Телохранитель не мог поделать совершенно ничего. Просто склонился над королем, сам будучи мрачнее тучи. Ждал в бездействии. Надеялся, что хотя бы своим присутствием немного умалил боль, охватившую короля. Если бы. Владыка уже сдался болезни. Она просто… не спешила его забирать.
Лица на Льве Теаполя не было. Глаза стали блеклыми, опустев совсем. Его лимфоузлы вздулись, а здоровая оливковая кожа приобрела тошнотворно-зеленый цвет. Он умирал. Он уходил вслед за войском, которое пало, пожрав само себя. Славной битвы с ларданскими шавками так и не удалось дождаться ни ему, ни им.
Отныне былая война значения не имела. Её проиграли обе стороны. Седьмая Луна отняла у соседей всякие амбиции потеснить друг друга на юге Илантии. Впредь эти плодородные, сытые земли принадлежат мертвецам. Мертвецам, голодным до мяса еще живых. Но уж точно не Льву Теаполя.
Гордый наследник династии Ромеро почти не говорил. Только хрипел и скулил, будто дворняга с поломанными костями, покусанными боками. Ему оставалось недолго. Вряд ли он полноценно осознавал, что самый преданный слуга до сих пор с ним.
Болезнь, чем бы ни являлась в действительности, мерно высасывала из него жизненные силы. Когда с королем Оттоне будет покончено, что от него останется? Всего лишь труп, высушенный чумой? Очередная мечущаяся душа, запертая в теле существа, не живого, но и не мертвого? Шишковидная, сплошная друза чёрного нектара, проросшего из мяса и костей? Время рассудит, но…

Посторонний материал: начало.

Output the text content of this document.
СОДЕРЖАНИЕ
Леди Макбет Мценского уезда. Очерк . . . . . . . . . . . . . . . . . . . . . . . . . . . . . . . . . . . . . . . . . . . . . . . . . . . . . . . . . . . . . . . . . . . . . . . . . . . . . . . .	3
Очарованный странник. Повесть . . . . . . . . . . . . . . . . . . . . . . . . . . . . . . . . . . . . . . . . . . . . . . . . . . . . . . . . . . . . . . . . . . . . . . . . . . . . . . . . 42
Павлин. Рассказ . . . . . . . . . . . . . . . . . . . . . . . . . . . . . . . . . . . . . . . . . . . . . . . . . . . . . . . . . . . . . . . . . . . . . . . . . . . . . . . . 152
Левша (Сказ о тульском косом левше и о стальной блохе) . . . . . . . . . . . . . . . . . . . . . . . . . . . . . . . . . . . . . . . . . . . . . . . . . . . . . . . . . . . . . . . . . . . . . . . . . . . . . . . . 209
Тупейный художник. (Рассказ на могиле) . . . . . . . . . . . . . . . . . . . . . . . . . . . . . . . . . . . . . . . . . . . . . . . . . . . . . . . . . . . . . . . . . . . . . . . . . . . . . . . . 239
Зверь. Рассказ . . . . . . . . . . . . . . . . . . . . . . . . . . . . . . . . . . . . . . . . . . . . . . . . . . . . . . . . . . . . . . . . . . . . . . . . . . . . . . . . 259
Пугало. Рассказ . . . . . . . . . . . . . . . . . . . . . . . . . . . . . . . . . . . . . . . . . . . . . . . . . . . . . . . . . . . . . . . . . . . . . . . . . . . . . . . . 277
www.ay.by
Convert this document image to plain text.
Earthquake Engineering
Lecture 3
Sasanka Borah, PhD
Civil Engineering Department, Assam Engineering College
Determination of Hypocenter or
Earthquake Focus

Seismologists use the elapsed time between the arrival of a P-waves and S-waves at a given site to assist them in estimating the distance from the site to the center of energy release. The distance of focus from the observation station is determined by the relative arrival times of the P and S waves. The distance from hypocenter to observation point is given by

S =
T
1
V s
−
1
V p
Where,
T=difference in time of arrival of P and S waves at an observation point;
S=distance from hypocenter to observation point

… король не хотел этого знать. Не хотел знать и его телохранитель.
– Это конец, – шептал Оттоне. Говорил он сам с собой, не обращаясь к сторожевому псу. Но тот слушал с предельным вниманием. – Проиграли. Мы проиграли.
Чего греха таить, именно дом Ромеро покушался на владения семьи Барбинов. Война пережила немало холодных и горячих фаз, попросту схлопнувшись в конце концов под давлением третьих сил. Нежданно и скоропостижно, одномоментно.
Кровавая баня была нужна в первую очередь Оттоне. И тем не менее, король воодушевил свой народ на смертный поход. Они повиновались, уверенные, что брошенный клич отвечает зову их неспокойных сердец. Никто не роптал – ни на судьбу, ни на венценосца – до самого последнего дня.
Тогда никто не мог и представить, как новая эпоха перевернет все вверх дном, а целое теаполитанское войско сметет миазматической лавиной. Но вот это случилось. И даже королю не удалось выкарабкаться из чумного завала. Он и войско были вместе до самого конца. Вместе и уходили.
Сторожевой пёс не был теаполитанцем. Пришлая дворняга из мест за Альдами. Вроде и илант, а вроде и нет. Как иронично, что болезнь по-прежнему обходила его стороной. Муки его заключались в беспомощном наблюдении за тлением чаяний своего последнего господина. Ромеро умрёт, и тогда псина снова станет бесхозной.